Zum vierten Jahrestag der Aufdeckung der NSU-Mordserie: Neuen Rechtsterrorismus verhindern
Heute am vierten Jahrestag der Aufdeckung der NSU-Mordserie habe ich mich mit Vertretern des Bundesministeriums des Innern und des Bundesministeriums für Justiz und Verbraucherschutz, Ländervertretern, der Ombudsfrau der Bundesregierung für die NSU-Opfer und -Opferangehörigen, Prof. Dr. Barbara John und Dr. Hendrik Cremer vom Deutschen Institut für Menschenrechte sowie Angehörigen der Opfer und deren Anwälten getroffen, um über den aktuellen Umsetzungsstand der Empfehlungen des NSU-Untersuchungsausschusses des Deutschen Bundestags zu diskutieren.
Vier Jahre nach der Aufdeckung der Morde des NSU und zwei Jahre, nachdem der erste NSU-Untersuchungsausschuss im Bundestag seine konkreten Empfehlungen vorgestellt hat, arbeiten wir noch immer daran, dass sich die Ereignisse nicht wiederholen können. Auch vier Jahre nach der Aufdeckung dieser unfassbaren menschenfeindlichen Verbrechen haben wir noch keine zufriedenstellende Antwort darauf, wie die Sicherheitsbehörden auf allen Ebenen so eklatant versagen konnten, wieso all die Jahre beharrlich in falsche Richtungen ermittelt wurde, ein rechtsextremistischer Hintergrund der Taten stets negiert oder klein geredet wurde und der Austausch von Informationen und Ermittlungsergebnissen über die Grenzen von Bundesländern hinweg nicht funktioniert hat, oder schlicht nicht gewollt war.

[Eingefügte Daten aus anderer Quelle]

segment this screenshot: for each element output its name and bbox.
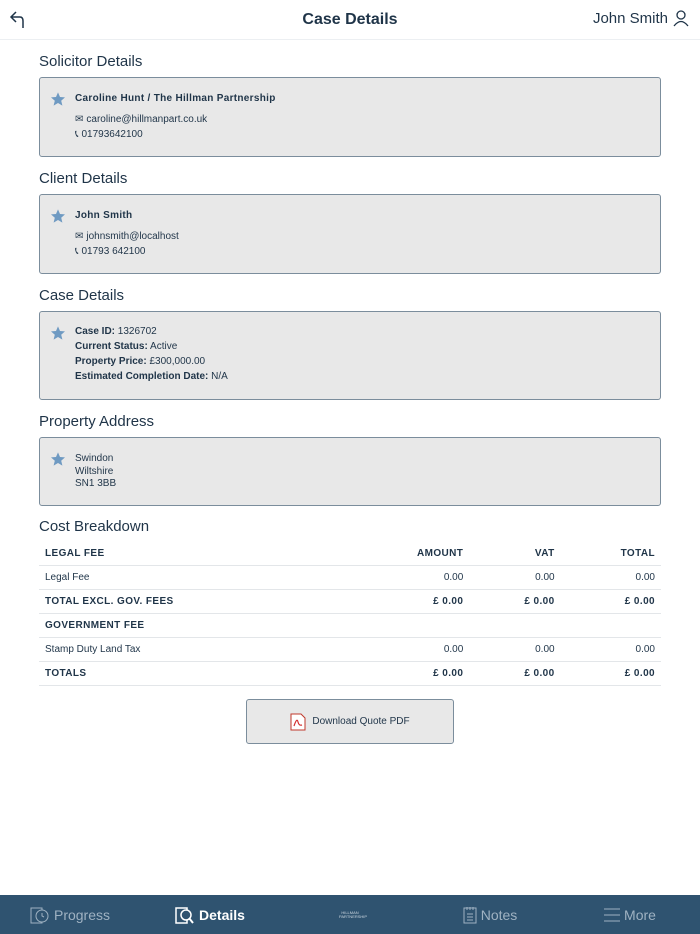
client-heading: Client Details bbox=[39, 170, 128, 187]
nav-notes[interactable]: Notes bbox=[420, 906, 560, 924]
table-row: TOTALS £ 0.00 £ 0.00 £ 0.00 bbox=[39, 661, 661, 686]
client-email[interactable]: johnsmith@localhost bbox=[86, 231, 179, 242]
col-header: TOTAL bbox=[560, 541, 661, 566]
star-icon bbox=[51, 452, 65, 466]
client-phone[interactable]: 01793 642100 bbox=[81, 246, 146, 257]
address-card: Swindon Wiltshire SN1 3BB bbox=[39, 437, 661, 506]
table-row: TOTAL EXCL. GOV. FEES £ 0.00 £ 0.00 £ 0.00 bbox=[39, 589, 661, 614]
notes-icon bbox=[463, 906, 477, 923]
address-line: SN1 3BB bbox=[75, 478, 117, 489]
cost-table: LEGAL FEE AMOUNT VAT TOTAL Legal Fee 0.00 0.0… bbox=[39, 541, 661, 686]
client-card: John Smith ✉ johnsmith@localhost 📞︎ 01793 … bbox=[39, 194, 661, 274]
solicitor-card: Caroline Hunt / The Hillman Partnership … bbox=[39, 77, 661, 157]
solicitor-phone[interactable]: 01793642100 bbox=[81, 129, 143, 140]
property-price-field: Property Price: £300,000.00 bbox=[75, 356, 206, 367]
pdf-icon bbox=[290, 713, 306, 730]
phone-icon: 📞︎ bbox=[75, 129, 79, 140]
table-row: Stamp Duty Land Tax 0.00 0.00 0.00 bbox=[39, 637, 661, 662]
solicitor-heading: Solicitor Details bbox=[39, 53, 143, 70]
phone-icon: 📞︎ bbox=[75, 246, 79, 257]
download-quote-button[interactable]: Download Quote PDF bbox=[246, 699, 454, 744]
main-content: Solicitor Details Caroline Hunt / The Hi… bbox=[0, 53, 700, 744]
table-header: LEGAL FEE AMOUNT VAT TOTAL bbox=[39, 541, 661, 566]
details-icon bbox=[175, 906, 194, 924]
header: Case Details John Smith bbox=[0, 0, 700, 40]
star-icon bbox=[51, 92, 65, 106]
progress-icon bbox=[30, 907, 49, 923]
case-card: Case ID: 1326702 Current Status: Active … bbox=[39, 311, 661, 400]
col-header: LEGAL FEE bbox=[39, 541, 344, 566]
solicitor-email[interactable]: caroline@hillmanpart.co.uk bbox=[86, 114, 208, 125]
menu-icon bbox=[604, 908, 621, 921]
nav-details[interactable]: Details bbox=[140, 906, 280, 924]
brand-logo: HILLMAN PARTNERSHIP bbox=[339, 909, 368, 919]
case-heading: Case Details bbox=[39, 287, 125, 304]
case-id-field: Case ID: 1326702 bbox=[75, 326, 157, 337]
user-name: John Smith bbox=[592, 9, 668, 27]
email-icon: ✉ bbox=[75, 114, 84, 125]
nav-progress[interactable]: Progress bbox=[0, 906, 140, 924]
col-header: VAT bbox=[469, 541, 561, 566]
user-icon bbox=[673, 10, 689, 27]
star-icon bbox=[51, 326, 65, 340]
user-menu[interactable]: John Smith bbox=[593, 9, 690, 27]
back-icon[interactable] bbox=[8, 8, 28, 30]
address-line: Swindon bbox=[75, 453, 114, 464]
costs-heading: Cost Breakdown bbox=[39, 517, 150, 535]
nav-more[interactable]: More bbox=[560, 907, 700, 923]
address-heading: Property Address bbox=[39, 413, 155, 430]
address-line: Wiltshire bbox=[75, 465, 114, 477]
page-title: Case Details bbox=[302, 11, 398, 28]
download-label: Download Quote PDF bbox=[312, 716, 410, 727]
email-icon: ✉ bbox=[75, 231, 84, 242]
solicitor-name: Caroline Hunt / The Hillman Partnership bbox=[75, 93, 276, 104]
star-icon bbox=[51, 209, 65, 223]
table-row: Legal Fee 0.00 0.00 0.00 bbox=[39, 565, 661, 590]
col-header: AMOUNT bbox=[343, 541, 470, 566]
completion-date-field: Estimated Completion Date: N/A bbox=[75, 371, 228, 382]
bottom-nav: Progress Details HILLMAN PARTNERSHIP Not… bbox=[0, 895, 700, 934]
table-row: GOVERNMENT FEE bbox=[39, 613, 661, 638]
case-status-field: Current Status: Active bbox=[75, 341, 178, 352]
client-name: John Smith bbox=[75, 210, 133, 221]
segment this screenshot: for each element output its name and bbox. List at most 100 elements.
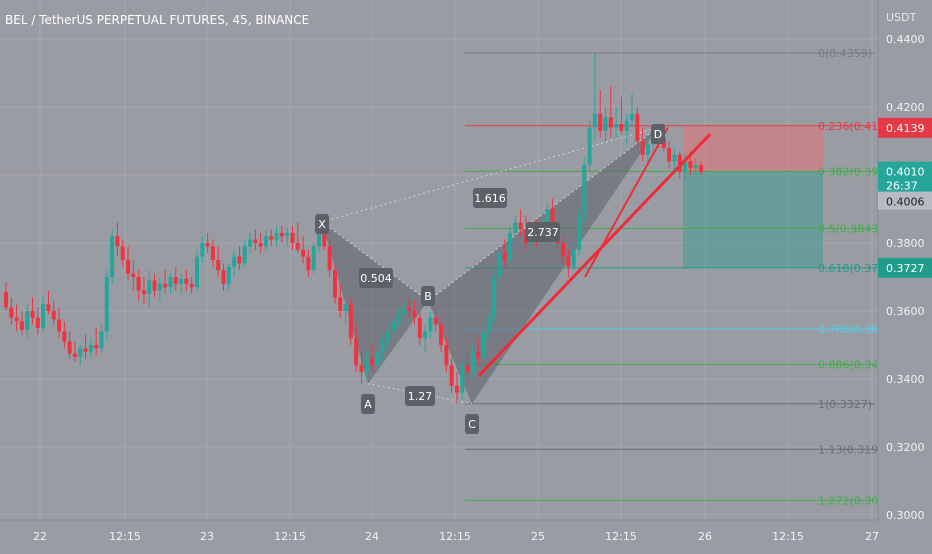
candle-body bbox=[285, 232, 290, 237]
point-label-b: B bbox=[421, 286, 435, 306]
candle-body bbox=[688, 161, 693, 169]
candle-body bbox=[412, 310, 417, 318]
point-label-d-text: D bbox=[654, 128, 662, 141]
candle-body bbox=[62, 331, 67, 342]
position-projection bbox=[0, 125, 878, 268]
chart-title: BEL / TetherUS PERPETUAL FUTURES, 45, BI… bbox=[5, 13, 309, 27]
candle-body bbox=[624, 120, 629, 131]
point-label-a-bg bbox=[361, 394, 375, 414]
ratio-label-bcd-text: 2.737 bbox=[527, 226, 559, 239]
candle-body bbox=[248, 239, 253, 247]
candle-body bbox=[67, 341, 72, 354]
candle-body bbox=[460, 365, 465, 393]
ratio-label-bcd: 2.737 bbox=[526, 222, 560, 242]
candle-body bbox=[561, 243, 566, 257]
candle-body bbox=[518, 222, 523, 230]
time-axis-ticks: 22 12:15 23 12:15 24 12:15 25 12:15 26 12:15 27 bbox=[33, 530, 879, 543]
bid-price-badge-bg bbox=[878, 191, 932, 210]
candle-body bbox=[226, 266, 231, 284]
plot-background bbox=[0, 0, 878, 520]
candle-body bbox=[301, 249, 306, 257]
candle-body bbox=[131, 273, 136, 277]
candle-body bbox=[263, 236, 268, 247]
point-label-x: X bbox=[315, 214, 329, 234]
pattern-ratio-line bbox=[427, 127, 659, 302]
point-label-a-text: A bbox=[364, 398, 372, 411]
candle-body bbox=[635, 113, 640, 142]
candle-body bbox=[385, 331, 390, 342]
candle-body bbox=[465, 365, 470, 373]
ratio-label-xad-text: 1.616 bbox=[474, 192, 506, 205]
ratio-label-abc-text: 1.27 bbox=[408, 390, 433, 403]
candle-body bbox=[311, 246, 316, 271]
candle-body bbox=[587, 127, 592, 165]
candle-body bbox=[645, 144, 650, 155]
candle-body bbox=[25, 310, 30, 330]
candle-body bbox=[454, 385, 459, 393]
bid-price-badge: 0.4006 bbox=[878, 191, 932, 210]
candle-body bbox=[210, 246, 215, 260]
candle-body bbox=[401, 307, 406, 315]
fib-level-label: 0.786(0.36 bbox=[818, 323, 878, 336]
fib-level-label: 1(0.3327) bbox=[818, 398, 872, 411]
fib-level-label: 0.236(0.41 bbox=[818, 120, 878, 133]
candle-body bbox=[619, 124, 624, 131]
candle-body bbox=[449, 365, 454, 386]
trendline-lower bbox=[477, 133, 712, 377]
candle-body bbox=[693, 164, 698, 169]
candle-body bbox=[428, 317, 433, 332]
x-tick-label: 27 bbox=[865, 530, 879, 543]
candle-body bbox=[173, 276, 178, 284]
candle-body bbox=[290, 232, 295, 244]
candle-body bbox=[492, 276, 497, 318]
x-tick-label: 26 bbox=[698, 530, 712, 543]
candle-body bbox=[274, 232, 279, 240]
candle-body bbox=[370, 358, 375, 366]
candle-body bbox=[470, 351, 475, 373]
candle-body bbox=[237, 256, 242, 264]
candle-body bbox=[41, 304, 46, 328]
ratio-label-xab: 0.504 bbox=[359, 268, 393, 288]
candle-body bbox=[343, 304, 348, 311]
fib-level-label: 0.618(0.37 bbox=[818, 262, 878, 275]
candle-body bbox=[603, 117, 608, 131]
candle-body bbox=[396, 314, 401, 322]
candle-body bbox=[9, 307, 14, 318]
ratio-label-abc-bg bbox=[405, 386, 435, 406]
price-axis-unit: USDT bbox=[886, 11, 917, 24]
candle-body bbox=[582, 164, 587, 216]
point-label-a: A bbox=[361, 394, 375, 414]
candle-body bbox=[523, 229, 528, 244]
grid bbox=[0, 0, 878, 520]
candle-body bbox=[295, 243, 300, 250]
candle-body bbox=[258, 243, 263, 247]
candle-body bbox=[672, 154, 677, 162]
candle-body bbox=[359, 365, 364, 373]
candle-body bbox=[104, 276, 109, 332]
candle-body bbox=[14, 317, 19, 322]
candle-body bbox=[78, 348, 83, 357]
candle-body bbox=[120, 246, 125, 260]
candle-body bbox=[194, 256, 199, 288]
candle-body bbox=[476, 351, 481, 359]
x-tick-label: 22 bbox=[33, 530, 47, 543]
candle-body bbox=[338, 297, 343, 311]
last-price-badge-bg bbox=[878, 161, 932, 192]
fib-level-label: 1.272(0.30 bbox=[818, 494, 878, 507]
candle-body bbox=[592, 113, 597, 128]
x-tick-label: 23 bbox=[200, 530, 214, 543]
candle-body bbox=[502, 253, 507, 260]
candle-body bbox=[380, 341, 385, 352]
candle-body bbox=[200, 243, 205, 257]
ratio-label-xab-bg bbox=[359, 268, 393, 288]
point-label-d-bg bbox=[651, 124, 665, 144]
candle-body bbox=[306, 256, 311, 271]
candle-body bbox=[189, 283, 194, 288]
time-axis[interactable] bbox=[0, 520, 878, 550]
candle-body bbox=[508, 232, 513, 260]
y-tick-label: 0.4200 bbox=[886, 101, 925, 114]
candle-body bbox=[147, 280, 152, 294]
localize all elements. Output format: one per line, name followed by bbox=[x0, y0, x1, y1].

Bei der Aufarbeitung der NSU-Verbrechen geht es nicht nur um eine Rückschau. Angesichts brennender Flüchtlingsheime und einer beängstigenden Radikalisierung von Flüchtlingsgegnern ist die Frage, wie Rechtsterrorismus entsteht, leider wieder hochaktuell. Wir erleben derzeit eine Welle der Gewalt gegen Flüchtlinge, kaum ein Tag vergeht ohne neue Anschläge auf Unterkünfte oder Angriffe auf Flüchtlinge. Über 600 Anschläge hat das Bundesinnenministerium seit Anfang des Jahres gezählt, zunehmend richtet sich die Gewalt auch gegen Flüchtlinge selbst. Damit einher geht eine unsägliche Hetze gegen Flüchtlinge und Menschen, die sich für sie einsetzen. Die Rhetorik wird dabei immer aggressiver, nicht nur von Pegida. Auch die AfD zündelt eifrig mit und trägt zu einer Verrohung der Debatte bei. Diese Entwicklung ist besorgniserregend und sollte uns wachsam werden lassen. Das heißt zum Beispiel, dass die Sicherheitsbehörden sehr genau prüfen sollten, ob es sich bei den Anschlägen wirklich nur um Einzeltaten handelt oder ob System dahinter steckt, gar von vernetzten Strukturen gesprochen werden kann. Zu hoffen ist, dass die Verfassungsschutzämter aus ihrem damaligen katastrophalen Versagen Lehren gezogen haben und inzwischen besser aufgestellt sind. Das gilt auch für die Polizei, der es häufig an Sensibilität und Aufklärungswillen gemangelt hat, wenn es um rechte Gewalt und ausländische Opfer ging.
Ein weiterer Untersuchungsausschuss auf Bundesebene zu immer noch ungeklärten Sachverhalten wird am 9. November im Deutschen Bundestag seine Arbeit aufnehmen. Ich erhoffe mir hier weitere Erkenntnisse zum Umfeld der drei mutmaßlich bekannten Täter, zu ihrem Unterstützer-Netzwerk, zu ihren Helfern. Und zur Rolle der Sicherheitsbehörden und ihrem Versagen. Wir sind es den Opfern, ihren Angehörigen und nicht zuletzt uns selbst schuldig, alles dafür zu tun, dass sich eine solche rechtsextreme Mordserie nicht wiederholen kann.